Contro il governo di Silvio Berlusconi, ormai più di vent’anni fa, ci furono manifestazioni in teatri e piazze coordinate e promosse dalla società civile che denunciavano come il centrodestra al governo stesse scardinando le regole democratiche. Parliamo dei cosiddetti “Girotondi”, che puntavano in particolare modo a tutelare la separazione dei poteri, a contrastare gli attacchi di Berlusconi alla magistratura e all’indipendenza dei media. Una stagione di cui saranno simbolo l’ammonizione “Resistere, resistere, resistere” di Francesco Saverio Borrelli all’inaugurazione dell’anno giudiziario milanese, e le proteste dopo “l’editto bulgaro”, con il quale il Cavaliere ordinò de facto di allontanare dalla Rai le voci sgradite.
I Girotondi, che hanno avuto tra i punti di riferimento la rivista Micromega e il suo direttore Paolo Flores d’Arcais, Nanni Moretti e Francesco Pancho Pardi, Dario Fo e Furio Colombo, proponevano una sorta di legittimismo democratico.

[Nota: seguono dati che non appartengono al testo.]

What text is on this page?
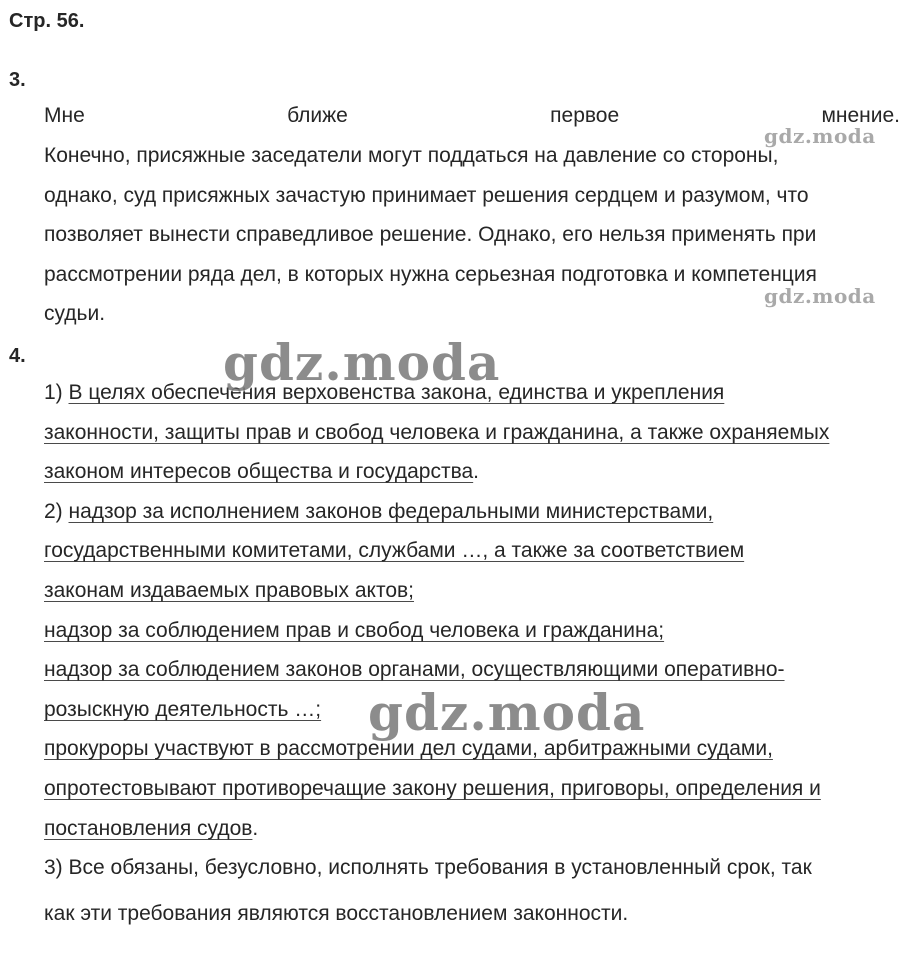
Стр. 56.
3.
Мне	ближе	первое	мнение.
Конечно, присяжные заседатели могут поддаться на давление со стороны,
однако, суд присяжных зачастую принимает решения сердцем и разумом, что
позволяет вынести справедливое решение. Однако, его нельзя применять при
рассмотрении ряда дел, в которых нужна серьезная подготовка и компетенция
судьи.
4.
1) В целях обеспечения верховенства закона, единства и укрепления
законности, защиты прав и свобод человека и гражданина, а также охраняемых
законом интересов общества и государства.
2) надзор за исполнением законов федеральными министерствами,
государственными комитетами, службами …, а также за соответствием
законам издаваемых правовых актов;
надзор за соблюдением прав и свобод человека и гражданина;
надзор за соблюдением законов органами, осуществляющими оперативно-
розыскную деятельность …;
прокуроры участвуют в рассмотрении дел судами, арбитражными судами,
опротестовывают противоречащие закону решения, приговоры, определения и
постановления судов.
3) Все обязаны, безусловно, исполнять требования в установленный срок, так
как эти требования являются восстановлением законности.
gdz.moda
gdz.moda
gdz.moda
gdz.moda
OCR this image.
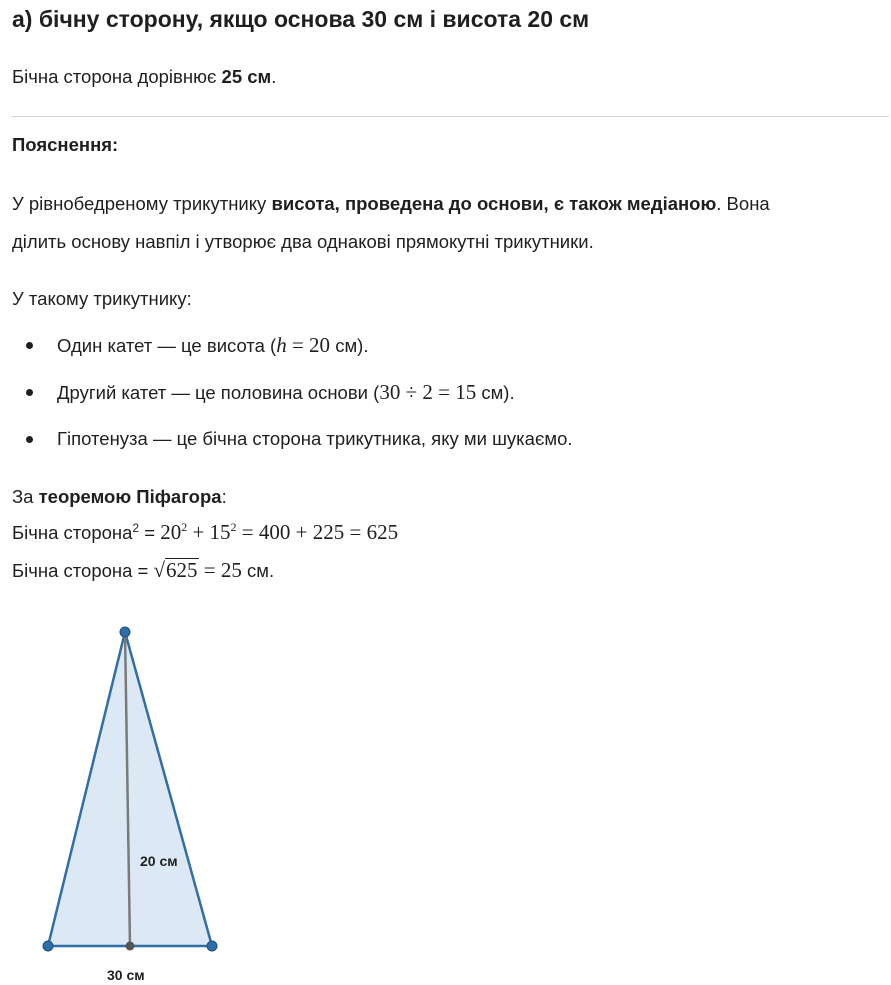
а) бічну сторону, якщо основа 30 см і висота 20 см
Бічна сторона дорівнює 25 см.
Пояснення:
У рівнобедреному трикутнику висота, проведена до основи, є також медіаною. Вона
ділить основу навпіл і утворює два однакові прямокутні трикутники.
У такому трикутнику:
Один катет — це висота (h = 20 см).
Другий катет — це половина основи (30 ÷ 2 = 15 см).
Гіпотенуза — це бічна сторона трикутника, яку ми шукаємо.
За теоремою Піфагора:
Бічна сторона$^2$ = $20^2 + 15^2 = 400 + 225 = 625$
Бічна сторона = √625 = 25 см.
20 см
30 см
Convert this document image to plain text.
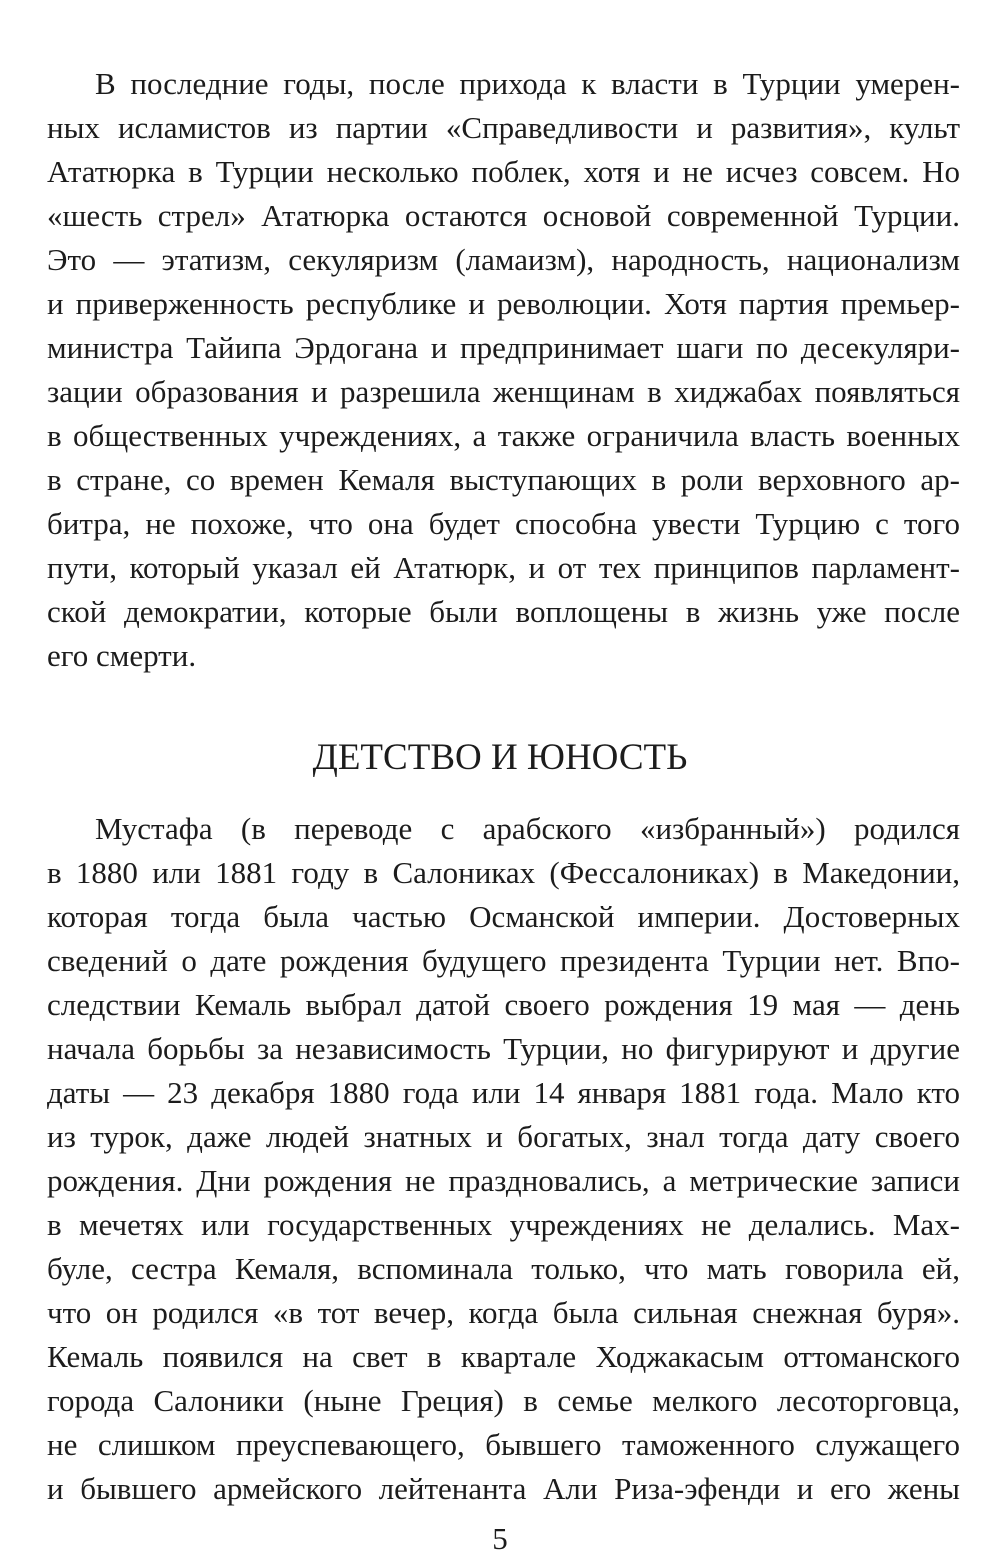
В последние годы, после прихода к власти в Турции умерен-
ных исламистов из партии «Справедливости и развития», культ
Ататюрка в Турции несколько поблек, хотя и не исчез совсем. Но
«шесть стрел» Ататюрка остаются основой современной Турции.
Это — этатизм, секуляризм (ламаизм), народность, национализм
и приверженность республике и революции. Хотя партия премьер-
министра Тайипа Эрдогана и предпринимает шаги по десекуляри-
зации образования и разрешила женщинам в хиджабах появляться
в общественных учреждениях, а также ограничила власть военных
в стране, со времен Кемаля выступающих в роли верховного ар-
битра, не похоже, что она будет способна увести Турцию с того
пути, который указал ей Ататюрк, и от тех принципов парламент-
ской демократии, которые были воплощены в жизнь уже после
его смерти.
ДЕТСТВО И ЮНОСТЬ
Мустафа (в переводе с арабского «избранный») родился
в 1880 или 1881 году в Салониках (Фессалониках) в Македонии,
которая тогда была частью Османской империи. Достоверных
сведений о дате рождения будущего президента Турции нет. Впо-
следствии Кемаль выбрал датой своего рождения 19 мая — день
начала борьбы за независимость Турции, но фигурируют и другие
даты — 23 декабря 1880 года или 14 января 1881 года. Мало кто
из турок, даже людей знатных и богатых, знал тогда дату своего
рождения. Дни рождения не праздновались, а метрические записи
в мечетях или государственных учреждениях не делались. Мах-
буле, сестра Кемаля, вспоминала только, что мать говорила ей,
что он родился «в тот вечер, когда была сильная снежная буря».
Кемаль появился на свет в квартале Ходжакасым оттоманского
города Салоники (ныне Греция) в семье мелкого лесоторговца,
не слишком преуспевающего, бывшего таможенного служащего
и бывшего армейского лейтенанта Али Риза-эфенди и его жены
5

Il ragionamento era questo: il centrodestra al governo, e soprattutto la figura di Silvio Berlusconi segnata da un pesantissimo conflitto d’interesse, stavano di fatto cambiando la democrazia. I Girotondi erano un movimento che si proponeva di difendere la costituzione, e si presentava come il partito del legittismo democratico, usurpato da Berlusconi, in compagnia di Gianfranco Fini e Umberto Bossi, che contribuivano a scassare l’assetto istituzionale il primo portando i postfascisti al potere, il secondo rappresentando gli interessi del Nord contro il Sud e mettendo in dubbio l’unità del paese.
Oggi, nel 2024, Silvio Berlusconi non ci sta più, Forza Italia è sopravvissuta al suo fondatore, e se non è più l’azionista di maggioranza della coalizione, il partito è vivo e vegeto. Ma alcune cose non sono cambiate: il centrodestra continua a mettere nel mirino la giustizia; la Rai è stata svuotata dei suoi nomi di punta perché considerati troppo di sinistra, e occupata con modalità senza precedenti; il progetto di autonomia differenziale mira a scardinare l’unità sociale del paese favorendo le regioni più ricche; il premierato immaginato da Giorgia Meloni ridimensiona il ruolo del presidente della Repubblica, disegnando un esecutivo con pochissimi contrappesi. Evidentemente è inutile poi affrontare il tema “sdoganamento del fascismo come una cosa che non era in fondo così male”.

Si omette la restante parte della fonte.